Алексей Матвеевич слушает, однако как-то по-иному он слушает. Что-то с ним после полета произошло. И он как бы себя не узнает, чтобы с уверенностью сказать, мол, действительно это он — Груздь Алексей Матвеевич. Казалось, все при нем — физиономия, руки, ноги на месте, однако что-то появилось лишнее, явно не родное. А что именно — сразу и не скажешь. Тревожное чувство и неприятное. Постоянно беспокоит. Он когда к генералу шел с докладом, думал — сказать или не сказать? Все же товарищ, хотя и генерал. В жизни подобное случается крайне редко. Должность ответственная губит, не взирая, на дружбу и родственные отношения. Приходится выбирать — либо дружба, либо должность. Алексей Матвеевич доверяет лишь своему жизненному опыту, который подсказывает — люди как пауки в банке.
— Может, хватит? — подал голос генерал — Скажи своими словами — что там еще?
— Кроме убийств ничего серьезного, — ответил Груздь, — впрочем, есть одно дело — каннибализм. Парнишка съел двух своих приятелей.
— Час от часу не легче, — вздохнул генерал. — Еще один сумасшедший?
— В том-то и дело, что комиссия считает его вполне нормальным. По месту работы характеризуется положительно. Соседи говорят — тихий, уравновешенный молодой человек.
— А что он тогда съел своих приятелей? Если уравновешенный — чего он своих приятелей съел? Конфликт произошел? Ну знаешь — это еще не повод, чтобы из них борщ готовить! Отказываются признать, что он больной?
— Не могу знать.
Эпоха возрождения — где она? По всей видимости, в прошлом. Наступила эпоха разрушения — кругом ее следы. Коллективный разум болен серьезным недугом. Сто лет для истории планеты даже не мгновение.

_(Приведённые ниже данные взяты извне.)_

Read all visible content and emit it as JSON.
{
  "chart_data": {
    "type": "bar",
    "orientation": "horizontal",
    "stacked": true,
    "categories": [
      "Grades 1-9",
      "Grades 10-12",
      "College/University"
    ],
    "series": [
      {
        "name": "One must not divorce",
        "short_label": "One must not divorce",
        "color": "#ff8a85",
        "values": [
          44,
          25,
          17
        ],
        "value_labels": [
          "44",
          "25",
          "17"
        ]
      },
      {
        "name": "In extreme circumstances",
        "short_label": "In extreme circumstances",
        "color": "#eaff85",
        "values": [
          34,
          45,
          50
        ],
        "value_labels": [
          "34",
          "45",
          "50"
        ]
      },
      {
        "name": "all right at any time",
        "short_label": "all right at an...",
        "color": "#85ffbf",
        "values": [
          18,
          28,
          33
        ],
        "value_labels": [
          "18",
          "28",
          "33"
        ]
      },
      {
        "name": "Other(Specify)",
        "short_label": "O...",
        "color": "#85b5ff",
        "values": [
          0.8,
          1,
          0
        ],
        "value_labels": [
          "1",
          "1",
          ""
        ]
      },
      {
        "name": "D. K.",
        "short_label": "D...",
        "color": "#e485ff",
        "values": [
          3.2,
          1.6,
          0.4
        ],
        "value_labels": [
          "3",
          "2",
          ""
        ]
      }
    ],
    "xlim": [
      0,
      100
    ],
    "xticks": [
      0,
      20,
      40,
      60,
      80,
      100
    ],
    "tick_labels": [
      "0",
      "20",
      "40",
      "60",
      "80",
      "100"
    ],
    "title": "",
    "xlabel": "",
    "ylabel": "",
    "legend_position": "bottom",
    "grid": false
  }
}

— На концерт пойдешь? — спросил генерал. — Приезжает эта… как ее, ну, ты понял. Билеты принесли. Почему бы и не сходить? У меня костюм куплен, я его только раз надел — не порядок. В шкафу висит, стоит целое состояние. Вот на концерт в нем и пойду. Прежде у меня абонемент был — ходил, представь себе, и получал удовольствие. А потом что-то со мной произошло — не получаю удовольствия и все. Сижу в зале, и ничего меня не волнует. Не трогает. Словно глухой. Вроде хорошие артисты — знаменитые, и не трогает. Гляжу осторожно по сторонам — люди вроде слушают. Вроде людям интересно, а мне, представь, не интересно. Словно не я это буду, а кто другой. Словно меня подменили. Странные мысли — непонятные. С тобой подобное бывает?
Груздь кашлянул — чего он к нему пристал? Сказать или не говорить?
— Что молчишь? — повторил генерал. — Спрашиваю — с тобой подобное бывает?
— На концерты я не хожу, — ответил Груздь. — По телевизору предпочитаю. Хороший купил себе телевизор. Насмотреться первое время не мог. Что ни посмотришь — все нравится. Казалось, новости — что в них может быть хорошего? Смотрю с огромным удовольствием — игра красок. Лучше, чем в жизни.
— Значит, не бывает? — явно недовольный переспросил генерал.